Why AI agents will drive the next big shift in marketing
Nikita Bokil, director of product strategy at Optimizely, explains how AI agents are transforming marketing through smarter content and experimentation.
AI is everywhere right now. It’s being hailed as the answer to just about every marketing challenge, from automating content to delivering hyper-personalised experiences. But for many, there’s still hesitation. A lot of marketers are asking the same question: how do we use AI to actually reach our business goals?
The truth? You don’t need the flashiest tools or the most complex models. Real impact comes from using AI to streamline what you’re already doing; taking what exists and doing it better.
So far, the smartest gains have come from three key areas: content creation, personalisation, and experimentation. These have been important steps, but they’re just the beginning.
The next stage, powered by AI agents, is set to reshape the way marketers work entirely.
Applying AI where it matters
The best AI applications help marketers do what they already do; just faster, smarter, and at greater scale.
In content creation, AI solves the blank slate problem. It speeds up copy & image generation, creates variations tailored to specific audiences or platforms, and optimises content for SEO/conversions (yes, SEO is still relevant!). Whether it’s a product description, an email
campaign, or a social post, AI helps teams create more without compromising on quality.
In personalisation, AI taps into real-time behavioural data and consumer signals. AI models can adapt messaging automatically based on clicks, browsing history or purchasing behaviours, allowing marketers to move beyond broad demographic targeting to truly personalised experiences.
And experimentation has evolved too. AI doesn’t replace testing, it supercharges it. Marketers can use AI to automatically get test ideas, design multiple test variations, and easily comprehend & share test results, so that what used to take weeks now happens in moments.
Breaking through the barriers
Despite the progress and these powerful use cases, many companies are still hesitant about AI adoption. Some worry about data quality or security, while others are concerned that automation might replace the creative instincts that make marketers great in the first place.

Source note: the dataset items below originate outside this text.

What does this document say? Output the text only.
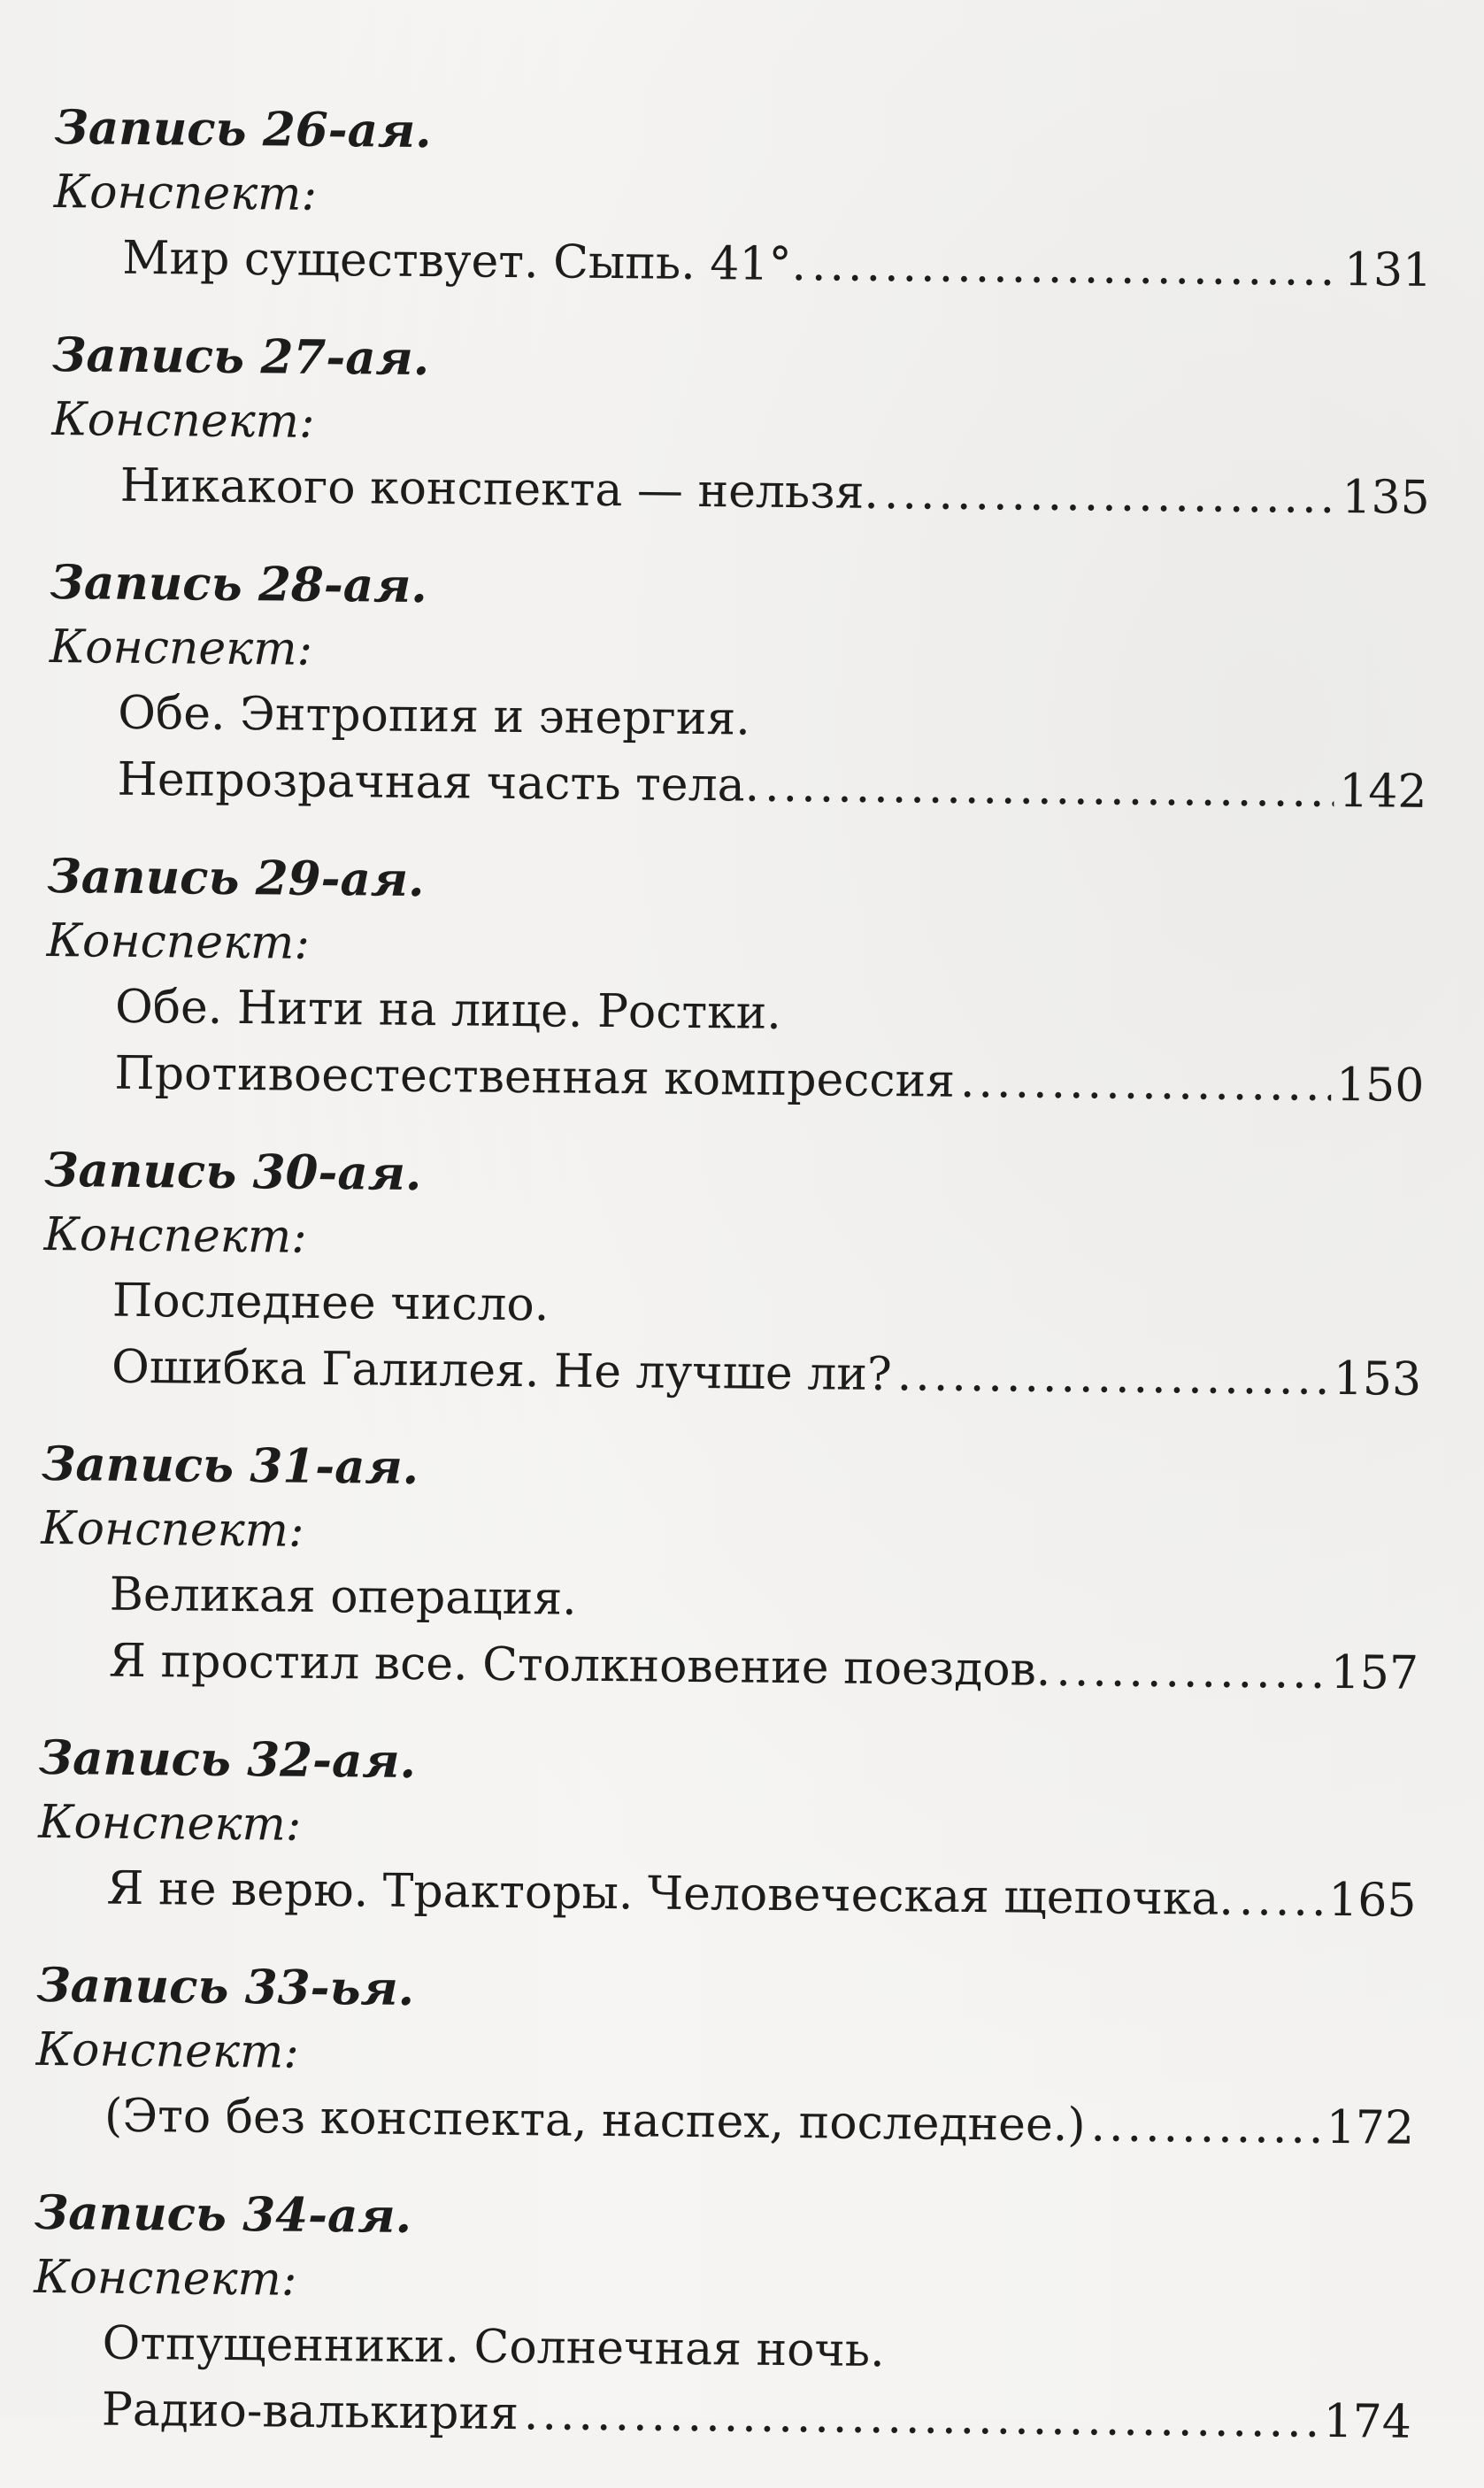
Запись 26-ая.
Конспект:
Мир существует. Сыпь. 41°. .....	131
Запись 27-ая.
Конспект:
Никакого конспекта — нельзя. .....	135
Запись 28-ая.
Конспект:
Обе. Энтропия и энергия.
Непрозрачная часть тела. .....	142
Запись 29-ая.
Конспект:
Обе. Нити на лице. Ростки.
Противоестественная компрессия .....	150
Запись 30-ая.
Конспект:
Последнее число.
Ошибка Галилея. Не лучше ли? .....	153
Запись 31-ая.
Конспект:
Великая операция.
Я простил все. Столкновение поездов. .....	157
Запись 32-ая.
Конспект:
Я не верю. Тракторы. Человеческая щепочка. ..... 165
Запись 33-ья.
Конспект:
(Это без конспекта, наспех, последнее.) .....	172
Запись 34-ая.
Конспект:
Отпущенники. Солнечная ночь.
Радио-валькирия .....	174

These concerns are valid. But they’re also solvable.
It’s not that AI itself will replace your job, but it’s very possible that a marketer that knows how to use AI will. The smartest teams aren’t waiting for perfect conditions. They start small and gain confidence, testing AI on simple, low-risk tasks like writing headline variants or running basic experiments. It’s a low-pressure way to get familiar with the tools and see what’s possible.
They’re also taking a human-first approach. AI isn’t here to replace creativity, it’s here to eliminate the noise. By automating tedious tasks and speeding up analysis, it gives marketers more space to focus on strategy, storytelling, and the big ideas that drive real impact.
And as AI matures into agent-based systems, that space will only increase, allowing marketers to move beyond day-to-day execution and spend more time driving real innovation.
The rise of AI agents
Most of today’s AI is reactive, responding to inputs rather than anticipating needs. Now, AI agents are set to take things further, capable of proactively and autonomously handling entire workflows so teams can focus on more strategic challenges.
Agents are designed not just to inform, but to complete end-to-end actions on a users’ behalf.
When equipped with clear instructions and tools, they can independently (or combined with other agents in a workflow) perform advanced actions. For example:
- SEO agent: continuously monitor SEO performance and based on the data, suggest or directly publish refreshed, brand-perfect content
- Experimentation agent: propose test plans and execute end-to-end experiments, from identifying the right variables and segments, to coding the different variations, to executing the test and analysing results
- Insight mining agent: Scan the web (social media, news, websites) or customer reviews, support tickets, surveys, or product usage (heat mapping or session replay data) to detect top customer pain points to fix.
In essence, AI agents can execute, examine, and refine all on the marketer’s behalf, combining what used to be separate use cases for content creation, personalisation, and experimentation all into unified workflows.
Moving from hype to impact
When used with purpose, AI agents are not just another tool in the marketer’s toolkit; they’re an upgrade to the entire kit. Like moving to the cloud or the original shift from analogue marketing to digital, AI agents will transform every part of marketing.
The teams that are making the most progress aren’t just following the hype, they’re using AI to solve real problems. They’re producing content quickly, personalising intelligently, and experimenting with precision. And, most importantly, they’re seeing the ROI.
As the adoption of AI agents increases, the brands that act fast will raise the bar for digital experiences and upskill their teams. The future of marketing won’t just be faster, it will be smarter, more flexible, and built around deeper, more meaningful connections with every customer.